The Santa Clara County Office of Education will offer free routine testing to its staff, according to a news release.
“While we have adopted regular behaviors and practices that minimize the spread of this disease, as of yesterday, we have moved back into Purple or Widespread Tier as defined in the Blueprint for a Safer Economy, which is a sign that we still need to remain vigilant,” said Santa Clara County Superintendent of Schools Mary Ann Dewan in a news release. “Implementing the safety measures, like routine testing for staff, is necessary for the gradual reopening of schools to in-person instruction within the coming months, and it demonstrates our dedication to providing staff and students with a safe and healthy learning environment.”
Santa Clara County district staff will also have access to free routine testing from the office of education.
The office of education said the routine testing can reduce the spread of COVID-19 by identifying asymptomatic people carrying coronavirus and provide a more accurate picture of positive cases in the county.
The county is testing more than 9,000 people per day for COVID-19 and plans to increase testing capacity in response to the spiked case rate reported in mid-November, said County Testing Officer Marty Fenstersheib.
The highest testing positivity rates – the percentage of all COVID-19 tests reported positive – are in East San Jose and Gilroy, according to county data.
San José Spotlight recently published a series highlighting the areas in San Jose with the highest COVID-19 cases per capita, including the East San Jose and downtown ZIP codes of 95122, 95113 and 95116.
“East Side positivity rates has been have been fairly stable during October,” Fenstersheib said. “But now, as we’ve said before, it has been increasing. We are moving from around 3.5%, which I reported last time, to now nearly 6%. South County is also seeing an increase in positivity reported 2.5% at the last report, and now nearly 5%.”
Fenstersheib said the Santa Clara County Fairgrounds will increase its COVID-19 testing capacity from 2,500 to 3,000 tests per day and private health care providers such as Stanford Health Care and Kaiser Permanente have also increased their testing.
By mid-December, the county plans to increase testing at the Santa Clara County Fairgrounds to 5,000 tests per day.
Fenstersheib said despite the testing increases, the surge in the county’s case rate plunged it into the state’s most restrictive purple reopening tier.
“We know that testing has previously enabled us to be adjusted out of a more restrictive to a less restrictive zone,” Fenstersheib said. “But because our rates are going up so quickly and are so high and the state average of testing is going up, we were not able to adjust our rate to allow us to move anywhere out of purple.”
Santa Clara County’s COVID-19 case rate briefly bottomed out in October, but within a week in mid-November county data showed numbers rising faster than previous surges, health officials said.
“The rate of rise has been steeper and faster than any other wave we’ve experienced either here or elsewhere in this state,” County Health Officer Dr. Sara Cody said.
Cody said she and other health officials predict increased hospitalizations and cases will result in more deaths.
The health officer added that case rates are disproportionately higher in East San Jose and Gilroy. Case rates are higher for Latinx and African American people in the county, Cody said.

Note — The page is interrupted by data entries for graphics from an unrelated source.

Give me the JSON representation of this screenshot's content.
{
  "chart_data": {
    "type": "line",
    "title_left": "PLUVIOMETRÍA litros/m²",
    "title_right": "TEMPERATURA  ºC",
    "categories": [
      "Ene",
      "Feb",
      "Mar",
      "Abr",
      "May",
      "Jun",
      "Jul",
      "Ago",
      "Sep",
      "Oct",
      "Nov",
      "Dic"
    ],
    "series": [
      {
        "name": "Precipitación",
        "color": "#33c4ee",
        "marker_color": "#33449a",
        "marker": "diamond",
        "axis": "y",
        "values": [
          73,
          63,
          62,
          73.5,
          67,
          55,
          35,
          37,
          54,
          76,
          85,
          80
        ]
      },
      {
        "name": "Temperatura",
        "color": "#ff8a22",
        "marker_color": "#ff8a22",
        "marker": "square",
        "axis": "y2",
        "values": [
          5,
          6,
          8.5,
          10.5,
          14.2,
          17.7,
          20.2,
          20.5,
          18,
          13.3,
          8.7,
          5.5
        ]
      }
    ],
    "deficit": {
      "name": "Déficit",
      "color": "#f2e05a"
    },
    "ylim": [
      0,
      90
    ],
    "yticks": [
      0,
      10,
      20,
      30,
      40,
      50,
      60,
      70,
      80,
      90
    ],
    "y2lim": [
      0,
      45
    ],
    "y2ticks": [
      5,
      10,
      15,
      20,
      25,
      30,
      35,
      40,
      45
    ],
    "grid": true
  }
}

The increased case rate is not a result of increased testing, Cody clarified, adding that it’s a “true increase in the incidence of this disease.”
California Gov. Gavin Newsom said case rates are increasing statewide and 41 counties with 94% of the state’s population are in the state’s purple reopening tier, which means counties have widespread COVID-19 transmissions and the most restrictions.
“The increase we’re seeing here is mirrored across the state and the region. We’re not an island so we have to workin collaboration with others,” Cody said. “The Bay Area in general had been able to keep the case rates lower andlonger than in other regions.”